Adam bebekle beraber ayağa kalkmış ve bebeği bir adama vermişti. Bebek ağlamaktan çatlıcaktı artık.
Kucağında bebek ve diğer adam dışarı çıkmıştı. Adam çocuk ve kadının önüne sandalyesini çekmiş ve pis pis gülüyordu. Çocuk tahminen 7 8 yaşlarındaydı. Adam çocuğun ağzındaki bandı açmıştı. "Kardeşimi bırak! Çok ağlıyor. Onu susturmam lazım. Sarılmam gerek, burdayım, abin burda demem gerek. Nolur geri getir kardeşimi."
Oraya gidip o çocuğa sarılmak istiyordum. Adamın ise yüzünü dağıtmak istiyordum. Kimdi bu adam. Daha doğrusu bunlar kimdi?
Adam sandalyeden kalkmış ve kadının yanına gitmişti. Kadın ağlamaktan ve bağırmaktan başka birşey yapamıyordu.
"Daha dur yeni başlıyoruz." Demesiyle dışarıdan gelen silah sesleri bir olmuştu. Ne oluyordu? Ben nereye düşmüştüm. Nefes alışlarım daha da zorlanmıştı.
Dışarıdan bir adamın bağırma sesi gelmişti. Galiba bu adam kadını ve çocuğu kurtaracaktı. Öksürmeye başladım. Şuan rüya mı görüyorum yoksa gerçek mi ayırt etmekte zorlanıyordum. Gözlerimi açmak istiyordum ama olmuyordu. Nefes alamıyordum. Kalbimin ağrısı da eklenince benim için daha zor bir hal alıyordu.
Adam birden kadının ayağını açmış ve ayağa kaldırıp cebinden silahını çıkartmştı. Bunların hepsini çok hızlı yapmıştı. Çocuk çığlık çığlığaydı. Bebek ne olmuştu?
"Bırak annemi! Anne dikkat et! Anneme birşey yapma!"
Üşümeye başlamıştım. Vücudum titriyordu. Beynim yok olmuştu sanki düşünme yetimi kaybetmiştim.
Neler oluyor?
İçeri bir sürü adam girmişti. En önde de bir adam vardı ama onun da yüzü bulanıktı. Elindeki silahı adama doğrultmuştu.
Ne olduğunu anlamadan silahlar patlamıştı. Çığlık sesleri yükselmişti.
Biri uyandırsın beni yoksa aklımı kaçırıcam!

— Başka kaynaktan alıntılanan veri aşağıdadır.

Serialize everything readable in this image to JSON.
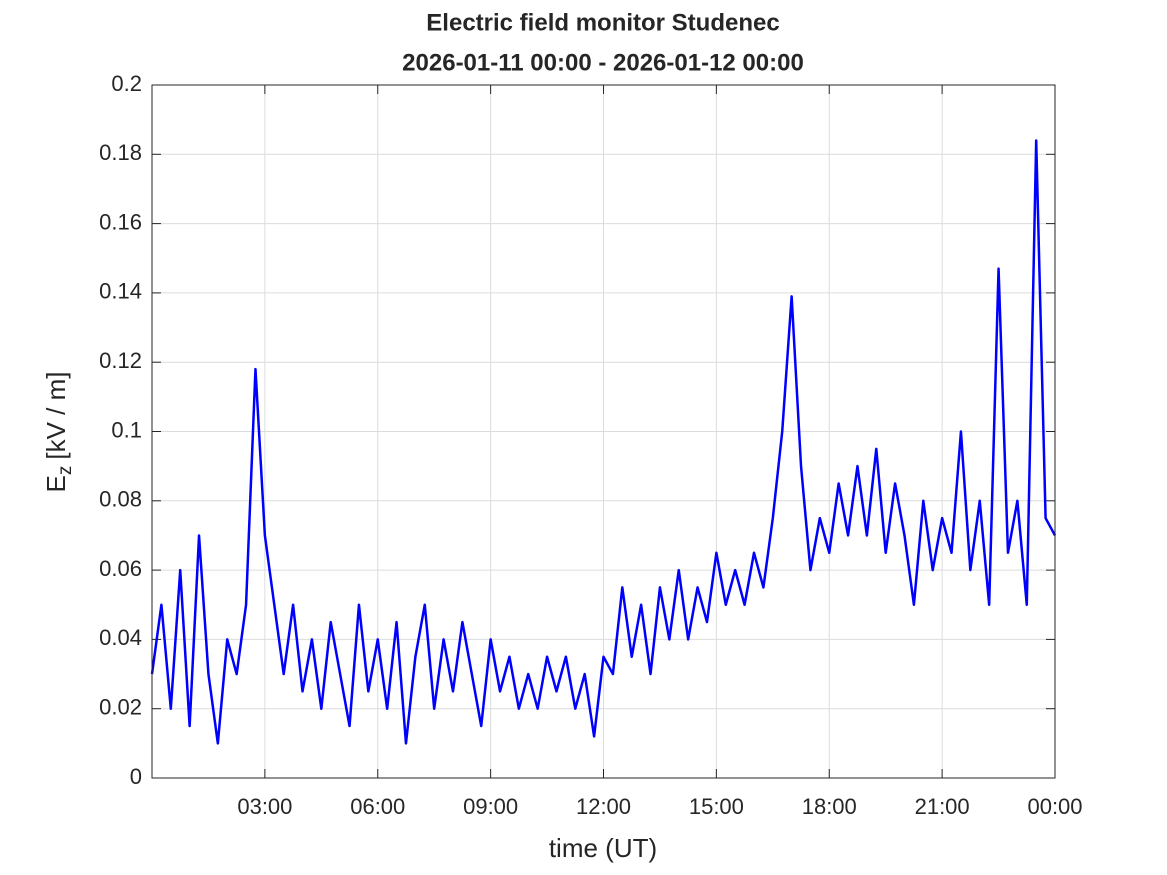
{
  "chart_data": {
    "type": "line",
    "title": [
      "Electric field monitor Studenec",
      "2026-01-11 00:00 - 2026-01-12 00:00"
    ],
    "xlabel": "time (UT)",
    "ylabel": {
      "main": "E",
      "sub": "z",
      "unit": "[kV / m]"
    },
    "color": "#0000ff",
    "grid": true,
    "xlim": [
      0,
      24
    ],
    "xticks": [
      {
        "value": 3,
        "label": "03:00"
      },
      {
        "value": 6,
        "label": "06:00"
      },
      {
        "value": 9,
        "label": "09:00"
      },
      {
        "value": 12,
        "label": "12:00"
      },
      {
        "value": 15,
        "label": "15:00"
      },
      {
        "value": 18,
        "label": "18:00"
      },
      {
        "value": 21,
        "label": "21:00"
      },
      {
        "value": 24,
        "label": "00:00"
      }
    ],
    "ylim": [
      0,
      0.2
    ],
    "yticks": [
      0,
      0.02,
      0.04,
      0.06,
      0.08,
      0.1,
      0.12,
      0.14,
      0.16,
      0.18,
      0.2
    ],
    "x": [
      0,
      0.25,
      0.5,
      0.75,
      1,
      1.25,
      1.5,
      1.75,
      2,
      2.25,
      2.5,
      2.75,
      3,
      3.25,
      3.5,
      3.75,
      4,
      4.25,
      4.5,
      4.75,
      5,
      5.25,
      5.5,
      5.75,
      6,
      6.25,
      6.5,
      6.75,
      7,
      7.25,
      7.5,
      7.75,
      8,
      8.25,
      8.5,
      8.75,
      9,
      9.25,
      9.5,
      9.75,
      10,
      10.25,
      10.5,
      10.75,
      11,
      11.25,
      11.5,
      11.75,
      12,
      12.25,
      12.5,
      12.75,
      13,
      13.25,
      13.5,
      13.75,
      14,
      14.25,
      14.5,
      14.75,
      15,
      15.25,
      15.5,
      15.75,
      16,
      16.25,
      16.5,
      16.75,
      17,
      17.25,
      17.5,
      17.75,
      18,
      18.25,
      18.5,
      18.75,
      19,
      19.25,
      19.5,
      19.75,
      20,
      20.25,
      20.5,
      20.75,
      21,
      21.25,
      21.5,
      21.75,
      22,
      22.25,
      22.5,
      22.75,
      23,
      23.25,
      23.5,
      23.75,
      24
    ],
    "values": [
      0.03,
      0.05,
      0.02,
      0.06,
      0.015,
      0.07,
      0.03,
      0.01,
      0.04,
      0.03,
      0.05,
      0.118,
      0.07,
      0.05,
      0.03,
      0.05,
      0.025,
      0.04,
      0.02,
      0.045,
      0.03,
      0.015,
      0.05,
      0.025,
      0.04,
      0.02,
      0.045,
      0.01,
      0.035,
      0.05,
      0.02,
      0.04,
      0.025,
      0.045,
      0.03,
      0.015,
      0.04,
      0.025,
      0.035,
      0.02,
      0.03,
      0.02,
      0.035,
      0.025,
      0.035,
      0.02,
      0.03,
      0.012,
      0.035,
      0.03,
      0.055,
      0.035,
      0.05,
      0.03,
      0.055,
      0.04,
      0.06,
      0.04,
      0.055,
      0.045,
      0.065,
      0.05,
      0.06,
      0.05,
      0.065,
      0.055,
      0.075,
      0.1,
      0.139,
      0.09,
      0.06,
      0.075,
      0.065,
      0.085,
      0.07,
      0.09,
      0.07,
      0.095,
      0.065,
      0.085,
      0.07,
      0.05,
      0.08,
      0.06,
      0.075,
      0.065,
      0.1,
      0.06,
      0.08,
      0.05,
      0.147,
      0.065,
      0.08,
      0.05,
      0.184,
      0.075,
      0.07
    ]
  }
}
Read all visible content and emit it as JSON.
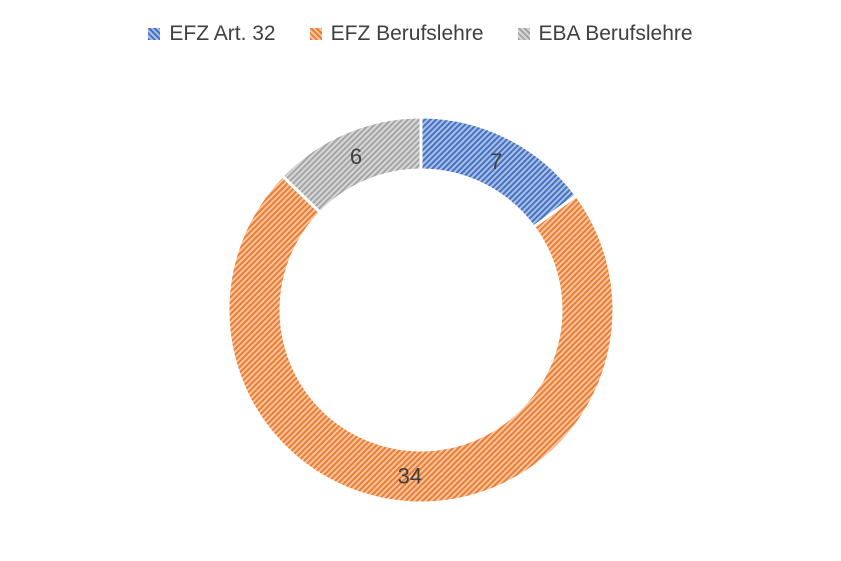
{
  "chart_data": {
    "type": "doughnut",
    "title": "",
    "legend_position": "top",
    "series": [
      {
        "name": "EFZ Art. 32",
        "value": 7,
        "label": "7",
        "color": "#4472C4"
      },
      {
        "name": "EFZ Berufslehre",
        "value": 34,
        "label": "34",
        "color": "#ED7D31"
      },
      {
        "name": "EBA Berufslehre",
        "value": 6,
        "label": "6",
        "color": "#A5A5A5"
      }
    ]
  }
}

Etrafıma baktığımda adam kaçmıştı bile. Yerde yatan kadının kanlı bedeni kalmıştı. Başından vurulmuştu. Kanlar içinde yatıyordu. Sonradan gelen adam koşarak kadının yanına gitmişti. Diğer adamlar ise çocuğun el ve ayaklarını çözmüştü. O da ağlayarak annesinin başına gitmişti.
"Anne beni bırakamazsın! Hayır gidemezsin. Anne nolur. Ben ne olucam? Kardeşlerim ne olucak? Bebeğimiz küçük meleğimiz ne olucak anne nolur aç gözlerini?" Görüntü kaybolmuştu.
ŞİMDİ OKUDUĞUN
İkili Hayat
Teen FictionBen Aren ama Hayat olan. Yanlız, biraz deli, biraz çılgın, biraz dobra ama en önemlisi mutlu olmaya çalışan bir kız.. Hayattan çok bir beklentim yok sadece huzur, sessizlik ve ölüm... Şu zamana kadar her şeyimi kendim yaptım ve bundan sonra da öyle...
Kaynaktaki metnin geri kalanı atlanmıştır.